Will-O-Wisp is among dozens of special districts in the state that have drawn national attention after running into financial trouble in the wake of a downturn in the Colorado real estate market.
Judge Babcock threw out the August 1990 case because it was filed more than three years after the fraud alleged by the bondholders occurred. The Will-O-Wisp official statement - which bondholders said contained gross misstatements of the net worth of the guarantor of the bonds - was issued in August 1986.
Thus, according to Judge Babcock, it violated the Supreme Court's June 20 decision, Lampf v. Gilbertson, which said any litigation brought by a private investor under the antifraud provisions of the federal securities laws must be initiated within one year of the discovery of the violation and no more than three years after the violation occurred.
The Lampf decision, which most attorneys believe applies retroactively to cases pending at the time of the ruling, has triggered an avalanche of motions by defendants in securities fraud cases across the country to have their cases dismissed.
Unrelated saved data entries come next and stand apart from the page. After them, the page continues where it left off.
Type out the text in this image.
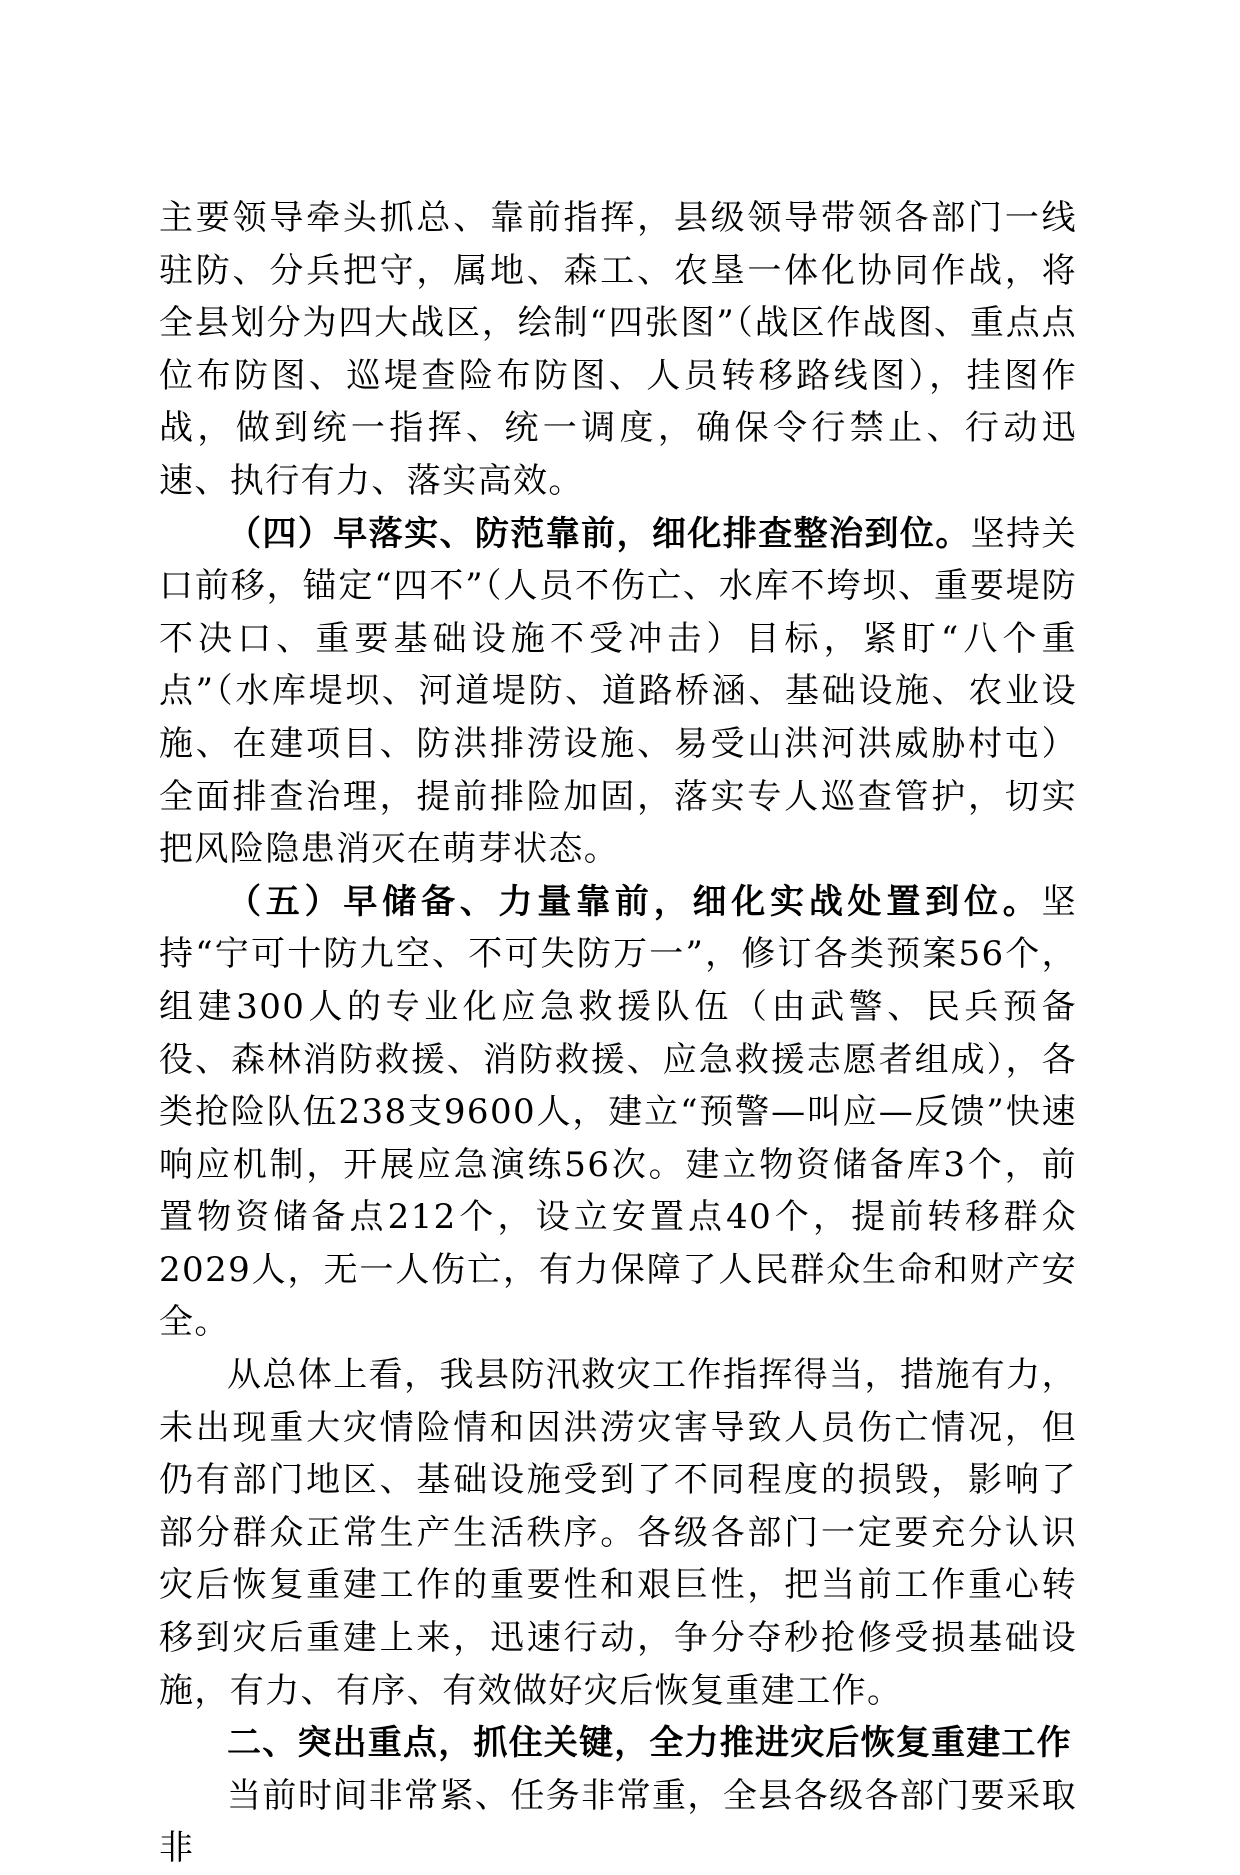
主要领导牵头抓总、靠前指挥，县级领导带领各部门一线驻防、分兵把守，属地、森工、农垦一体化协同作战，将全县划分为四大战区，绘制“四张图”（战区作战图、重点点位布防图、巡堤查险布防图、人员转移路线图），挂图作战，做到统一指挥、统一调度，确保令行禁止、行动迅速、执行有力、落实高效。

（四）早落实、防范靠前，细化排查整治到位。坚持关口前移，锚定“四不”（人员不伤亡、水库不垮坝、重要堤防不决口、重要基础设施不受冲击）目标，紧盯“八个重点”（水库堤坝、河道堤防、道路桥涵、基础设施、农业设施、在建项目、防洪排涝设施、易受山洪河洪威胁村屯）全面排查治理，提前排险加固，落实专人巡查管护，切实把风险隐患消灭在萌芽状态。

（五）早储备、力量靠前，细化实战处置到位。坚持“宁可十防九空、不可失防万一”，修订各类预案56个，组建300人的专业化应急救援队伍（由武警、民兵预备役、森林消防救援、消防救援、应急救援志愿者组成），各类抢险队伍238支9600人，建立“预警—叫应—反馈”快速响应机制，开展应急演练56次。建立物资储备库3个，前置物资储备点212个，设立安置点40个，提前转移群众2029人，无一人伤亡，有力保障了人民群众生命和财产安全。

从总体上看，我县防汛救灾工作指挥得当，措施有力，未出现重大灾情险情和因洪涝灾害导致人员伤亡情况，但仍有部门地区、基础设施受到了不同程度的损毁，影响了部分群众正常生产生活秩序。各级各部门一定要充分认识灾后恢复重建工作的重要性和艰巨性，把当前工作重心转移到灾后重建上来，迅速行动，争分夺秒抢修受损基础设施，有力、有序、有效做好灾后恢复重建工作。

二、突出重点，抓住关键，全力推进灾后恢复重建工作

当前时间非常紧、任务非常重，全县各级各部门要采取非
Among the hardest hit are municipal bond cases where investors have filed millions of dollars in class action suits against underwriters and developers of deals that have gone belly up, including the much publicized challenge to nursing home operator, First Humanics Corp. Lawyers in that case have filed a position paper with a federal court in Ohio urging it not to apply the decision retroactively to their case.
Lawyers and advocacy groups representing municipal bond investors say many tax-exempt deals are structured so that investors may not detect problems with their bonds until three years after their purchase.
"Investment frauds are time bombs," said Philip Feigin, Colorado securities commissioner and a backer of legislation now pending in both houses of Congress to overturn the Supreme Court ruling. "They don't go off for a long time."
The Supreme Court decision basically says an investor's complaints must be resolved "long before the bomb even goes off," said Mr. Feigin, a member of the North American Securities Administrators Association, which has charged that the Lampf decision is too narrow.
Battle lines are forming over the legislation to overturn Lampf, passed by the Senate Banking Committee in August and introduced recently in the House. Investors would have up to three years after discovery of potential fraud to file lawsuits in federal court under the House bill introduced by Rep. Edward Markey, D-Mass., and up to two years under the Senate bill, offered by Sen. Richard Bryan, D-Nev. Both bills would give investors an outer limit of five years after the violation occurred to bring suit.
Strong opponents of the bills include the Securities Industry Association and the American Institute of Certified Public Accountants.
Joseph Meyer, an attorney for the Bank of Denver, which bought about $100,000 of the Will-O-Wisp special-district bonds, said the bank has refiled the case in state court. "Our case was clearly outside of the three-year period" spelled out in Lampf, he said.
"Lampf knocked out all kinds of cases in Colorado," said Walter Emery, former chairman of the board of the Bank of Denver. Before Lampf, everyone thought of the statute of limitations as going on for five years.